Les chiffres sont éloquents: en août 2002, il y avait 55879 détenus dont 18121 prévenus et 37758 condamnés (les prévenus représentent donc 32,4% de la population carcérale) pour 47473 places de prison.
Quelques chiffres un peu plus anciens: En 1975, 26032 détenus, 42937 en 1985 et 52961 en 1999.
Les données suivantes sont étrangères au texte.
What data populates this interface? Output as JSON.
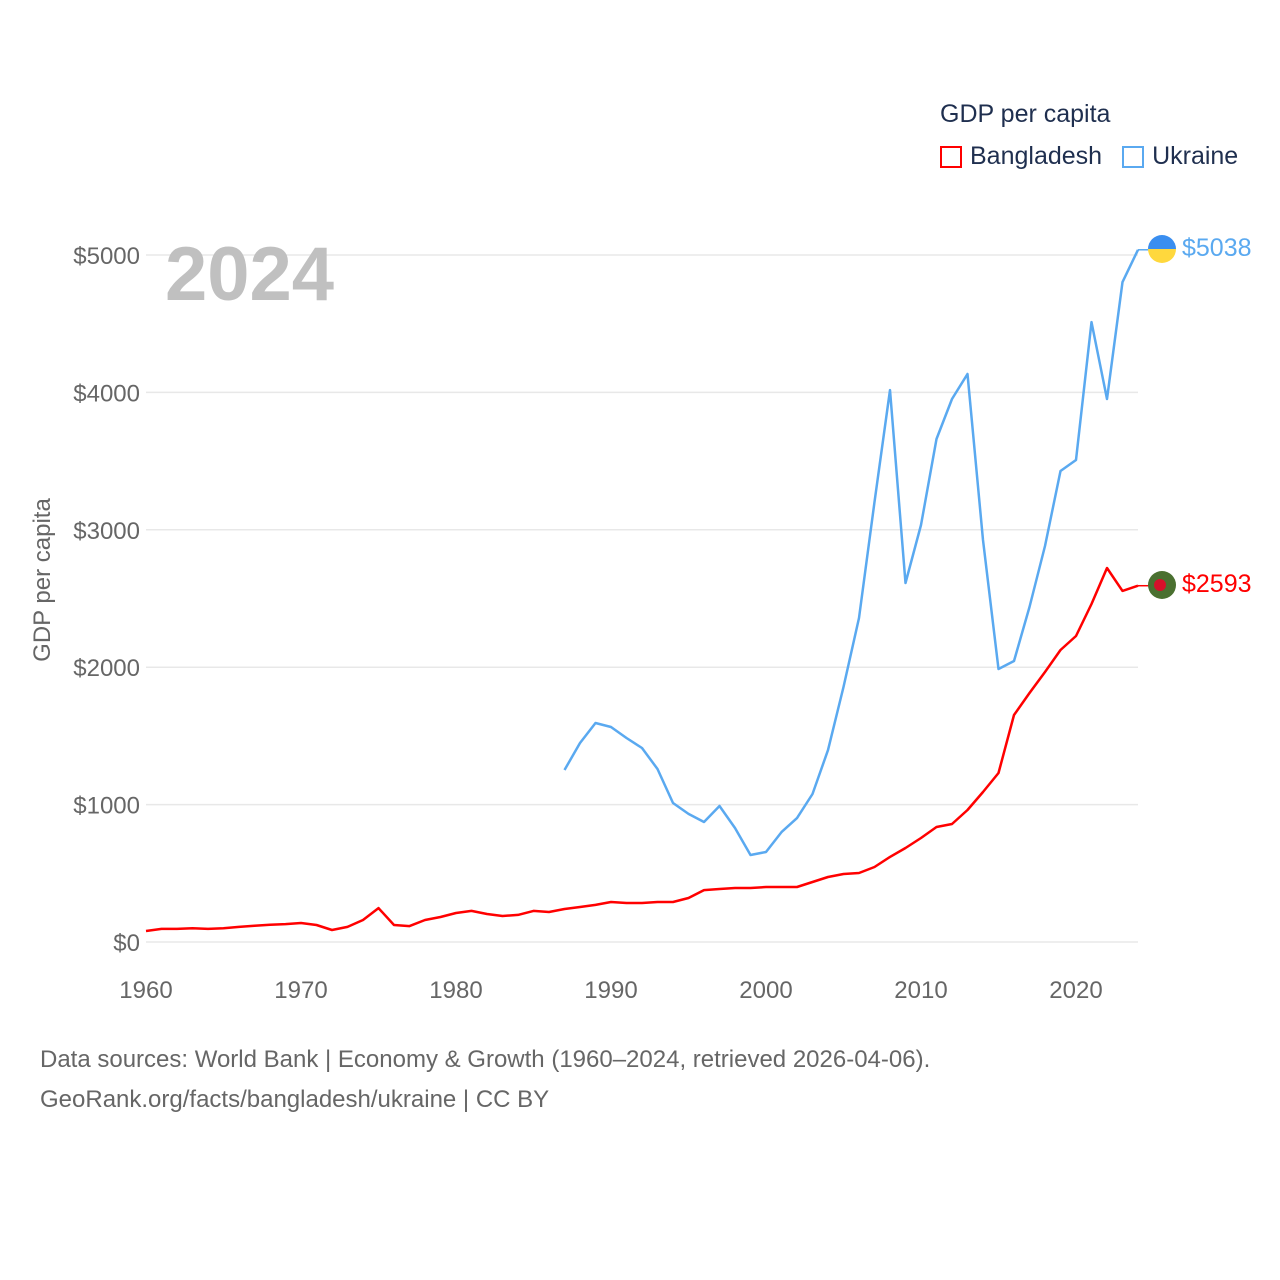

La surpopulation carcérale est un phénomène réservé aux maisons d'arrêt, les établissements pour peines respectant le principe de l'encellulement individuel (alors que d'après le rapport du Sénat, il semble que maisons d'arrêt et établissements pour peines soient astreints aux mêmes obligations à ce propos). Pour autant, ce n'est pas de places en maison d'arrêt qu'on manque: étant donné que les maisons d'arrêt ne devraient accueillir que des prévenus et des condamnés dont le reliquat de peine est inférieur à un an, il apparaît que, fin 2001, il y avait un excédent de 2107 places en maison d'arrêt tandis qu'il manquait 6939 places en centre de détention.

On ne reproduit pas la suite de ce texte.